La barrière semblait impossible à franchir :
À travers ces écueils, qu’ils regardaient blanchir,
Il fallait ou passer, ou tourner la montagne ;
Mais elle s’étendait si loin dans la campagne,
Que sa ligne d’azur, interceptant les cieux,
Leur opposait partout le même obstacle aux yeux.
Les jeunes fugitifs, pour tenter ce passage
Sans exposer leurs fils aux dangers de la plage ;
Voulurent dans ses flots d’abord seuls s’avancer.
Dans le cœur d’un palmier qui semblait les bercer,
Ils couchèrent bien haut la sœur avec le frère,
De peur que le chacal ne les flairât sur terre.
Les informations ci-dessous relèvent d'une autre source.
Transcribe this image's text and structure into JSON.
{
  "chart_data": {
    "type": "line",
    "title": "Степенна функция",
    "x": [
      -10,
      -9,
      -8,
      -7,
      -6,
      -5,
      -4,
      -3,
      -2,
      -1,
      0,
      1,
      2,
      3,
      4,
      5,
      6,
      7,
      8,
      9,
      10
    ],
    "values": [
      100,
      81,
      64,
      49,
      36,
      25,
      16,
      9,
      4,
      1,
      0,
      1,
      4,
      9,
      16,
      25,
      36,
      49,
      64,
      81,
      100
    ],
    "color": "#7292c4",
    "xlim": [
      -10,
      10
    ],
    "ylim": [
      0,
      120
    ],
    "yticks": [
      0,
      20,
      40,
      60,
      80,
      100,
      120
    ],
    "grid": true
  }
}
En inclinant vers eux le jeune arbre pliant,
Ils baisèrent deux fois le couple souriant ;
Puis, laissant échapper de leurs mains le tronc souple,
Sa cime dans les airs abrita le beau couple.


Cédar et Daïdha s’avancèrent alors
Sur l’humide corniche entre l’onde et ses bords ;
Tantôt posant à sec leurs pieds nus sur la grève,
Tantôt dans les torrents que la vague soulève,
D’un tourbillon d’écume ensemble enveloppés,
Repoussant de la mer les bonds entrecoupés.